Overall McCarthy et al. do an excellent job of conveying the limitations of their current work which mainly revolve around the fact that no clinical information was available on the patients who provided the serum specimens for analysis. So what further work might support the application of methadone/EDDP ratio to routine clinical care? Clearly, studies are needed that examine methadone/EDDP ratio in the context of full sets of clinical information including patient demographics, medical and psychiatric history, concurrent medications, methadone dosage, electrocardiograms to assess the QT interval, indices of liver and kidney health, and urine drug screen results. Longitudinal studies that investigate the stability of methadone/EDDP ratio over time, particularly comparisons of this biomarker during the first few days in treatment with methadone to the interval when a stable, effective dose has been reached. Since future work on the genetics of methadone metabolism will likely occur, it would be ideal to collect methadone/EDDP samples in that context.

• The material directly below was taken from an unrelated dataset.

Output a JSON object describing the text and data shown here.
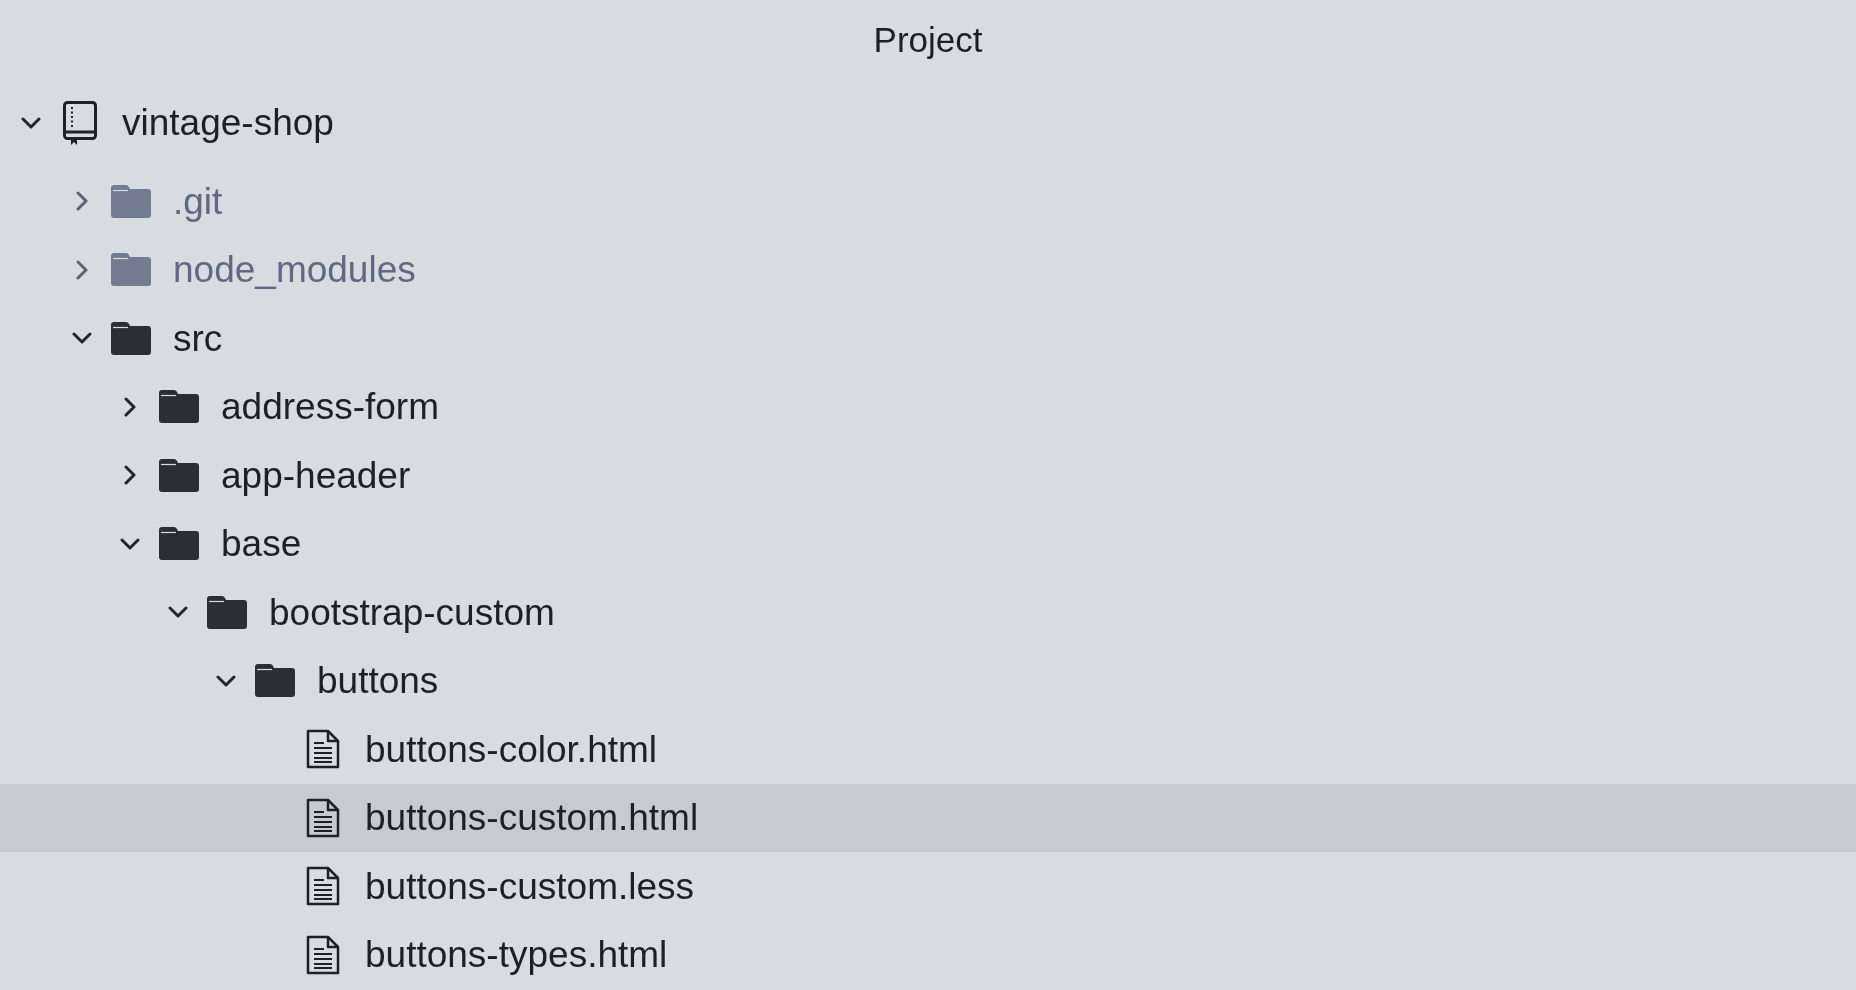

It is worth noting that, in addition to its use in treatment of OUD, because of its long half-life and its effects on N-methyl D-aspartate receptors (Inturrisi, 2005) and on serotonin and norepinephrine reuptake (Codd et al., 1995), methadone has considerable utility as an analgesic in the palliative care setting. A biomarker such as methadone/EDDP ratio that could help to predict safe and adequate dosing could also serve a valuable function in that context.

While much work remains to be done, McCarthy et al. deserve praise for bringing the methadone/EDDP ratio to the attention of the field as a possible biomarker that conceivably might allow us to treat our patients with OUD with more precise, individualized, scientific exactitude.